Allora i due anziani si guardarono nel fondo degli occhi e l'uno fece all'altro, ad un dipresso, il ragionamento che segue:

— Già!... Che ne pensate, Antonio?... Dopo tutto noi non ci entriamo e non dobbiamo entrarci. Ma, — dice — il mondo non fa così... È vero, è vero, è vero!... Lo sappiamo... lo sappiamo!.... Ma noi facciamo così, noi Tomaso Maldi e Antonio Maldi!... Dice: — Un poeta!... A chi la danno quella povera figliuola, a chi la danno!... — Adagio, rispondiamo noi. In primo luogo noi non diamo Giacometta a nessuno, non vi pare, Antonio?... È lei che si dà! Poi un poeta è un uomo rispettabile come un altro. Che ne pensate, Antonio?... Siamo stati poeti anche noi, ai nostri bei tempi! Se Giacometta ama questo signore e se questo signore ama Giacometta, la nostra coscienza è tranquilla. Noi non dobbiamo guardare un millimetro più in là. Noi non dobbiamo investirci della parte di una giovinetta. Così quando Giacometta ci presenta il suo uomo, a noi non resta che mettere la firma sotto la sua decisione. Che ne dite, Antonio?... E noi mettiamo la firma!

— Sicuro!... E noi mettiamo la firma — soggiunse il piccolo zio. — Dopo tutto si tratta di logica.

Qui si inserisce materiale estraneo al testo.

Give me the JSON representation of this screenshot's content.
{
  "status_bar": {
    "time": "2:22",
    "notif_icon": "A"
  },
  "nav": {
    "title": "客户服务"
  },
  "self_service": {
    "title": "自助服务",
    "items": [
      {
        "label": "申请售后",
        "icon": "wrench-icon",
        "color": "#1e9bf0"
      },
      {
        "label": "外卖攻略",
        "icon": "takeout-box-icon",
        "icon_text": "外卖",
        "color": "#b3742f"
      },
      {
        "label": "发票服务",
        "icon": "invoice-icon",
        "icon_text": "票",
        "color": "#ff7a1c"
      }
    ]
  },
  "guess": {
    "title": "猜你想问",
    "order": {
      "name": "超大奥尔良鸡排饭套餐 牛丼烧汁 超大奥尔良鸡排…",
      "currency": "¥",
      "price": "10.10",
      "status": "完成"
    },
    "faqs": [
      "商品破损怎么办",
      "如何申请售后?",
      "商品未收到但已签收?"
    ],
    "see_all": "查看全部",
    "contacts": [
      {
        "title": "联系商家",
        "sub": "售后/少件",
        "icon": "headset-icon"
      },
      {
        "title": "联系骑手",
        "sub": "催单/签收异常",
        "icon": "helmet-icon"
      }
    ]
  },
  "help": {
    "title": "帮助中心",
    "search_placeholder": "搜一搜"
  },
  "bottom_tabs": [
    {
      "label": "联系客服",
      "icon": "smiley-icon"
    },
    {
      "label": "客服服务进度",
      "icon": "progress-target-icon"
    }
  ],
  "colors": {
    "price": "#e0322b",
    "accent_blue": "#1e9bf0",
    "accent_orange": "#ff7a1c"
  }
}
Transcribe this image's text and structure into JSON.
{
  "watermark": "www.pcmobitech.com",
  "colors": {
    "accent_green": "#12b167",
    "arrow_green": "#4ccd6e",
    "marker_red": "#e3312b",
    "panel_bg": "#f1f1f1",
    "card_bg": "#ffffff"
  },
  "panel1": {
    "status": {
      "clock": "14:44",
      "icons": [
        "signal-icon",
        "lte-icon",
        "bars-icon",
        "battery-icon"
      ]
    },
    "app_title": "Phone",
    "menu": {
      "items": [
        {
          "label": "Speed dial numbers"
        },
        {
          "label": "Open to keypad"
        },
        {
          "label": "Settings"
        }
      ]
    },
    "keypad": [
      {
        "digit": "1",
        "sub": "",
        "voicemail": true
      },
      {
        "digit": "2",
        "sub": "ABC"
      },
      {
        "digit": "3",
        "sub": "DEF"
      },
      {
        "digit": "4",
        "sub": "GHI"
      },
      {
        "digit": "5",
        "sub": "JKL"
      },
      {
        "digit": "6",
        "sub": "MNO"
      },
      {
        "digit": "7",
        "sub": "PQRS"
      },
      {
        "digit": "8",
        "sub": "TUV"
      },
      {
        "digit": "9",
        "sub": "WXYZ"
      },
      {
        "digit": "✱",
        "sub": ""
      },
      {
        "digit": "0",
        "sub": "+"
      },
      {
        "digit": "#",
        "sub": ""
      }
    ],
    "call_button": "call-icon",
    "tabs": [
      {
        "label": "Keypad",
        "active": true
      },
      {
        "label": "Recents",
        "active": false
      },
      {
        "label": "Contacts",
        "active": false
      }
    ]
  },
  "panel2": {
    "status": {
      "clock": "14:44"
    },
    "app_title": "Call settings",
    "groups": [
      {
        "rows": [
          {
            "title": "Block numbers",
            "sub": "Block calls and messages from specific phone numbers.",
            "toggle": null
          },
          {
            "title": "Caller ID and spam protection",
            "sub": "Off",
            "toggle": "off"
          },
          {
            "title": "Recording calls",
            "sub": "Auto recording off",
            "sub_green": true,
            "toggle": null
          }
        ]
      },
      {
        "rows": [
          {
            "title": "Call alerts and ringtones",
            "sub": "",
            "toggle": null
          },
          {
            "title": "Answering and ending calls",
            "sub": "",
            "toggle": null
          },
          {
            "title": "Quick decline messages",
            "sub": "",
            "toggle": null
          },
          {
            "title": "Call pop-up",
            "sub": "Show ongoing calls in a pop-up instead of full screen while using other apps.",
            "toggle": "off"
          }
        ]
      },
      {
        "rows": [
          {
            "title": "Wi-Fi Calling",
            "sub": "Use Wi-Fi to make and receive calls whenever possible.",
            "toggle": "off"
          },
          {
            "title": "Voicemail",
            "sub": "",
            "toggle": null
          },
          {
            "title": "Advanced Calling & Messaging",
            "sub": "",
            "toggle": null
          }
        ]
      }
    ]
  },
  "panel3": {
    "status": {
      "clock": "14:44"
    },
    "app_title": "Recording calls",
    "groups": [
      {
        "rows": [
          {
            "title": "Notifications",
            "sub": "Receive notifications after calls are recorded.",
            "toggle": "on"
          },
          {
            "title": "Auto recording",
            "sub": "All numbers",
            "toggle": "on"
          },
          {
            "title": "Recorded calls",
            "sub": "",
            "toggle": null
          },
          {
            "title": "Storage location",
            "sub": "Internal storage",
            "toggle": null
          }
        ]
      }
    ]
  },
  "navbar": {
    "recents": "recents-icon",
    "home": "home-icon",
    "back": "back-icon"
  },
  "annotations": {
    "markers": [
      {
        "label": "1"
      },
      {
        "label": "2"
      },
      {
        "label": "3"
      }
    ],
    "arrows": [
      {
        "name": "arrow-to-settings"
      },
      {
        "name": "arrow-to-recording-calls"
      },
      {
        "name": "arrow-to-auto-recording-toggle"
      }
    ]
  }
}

— È quello che ho sempre detto io — fece lo zio Pertica. Poi, senza più occuparsi di noi, alzò fino agli occhi la gabbia che teneva sospesa al dito anulare della mano destra, guardò amorosamente il suo merlo o tordo che fosse, e disse al fratello:

— Antonio, questo sarà un richiamo monumentale. Ha la voce di Caruso.

E si avviarono, rifacendo il verso agli uccelli, verso le ombre e le tese insidie del loro uccellatoio.

Ahi, Giacometta, la tua ghirlandella!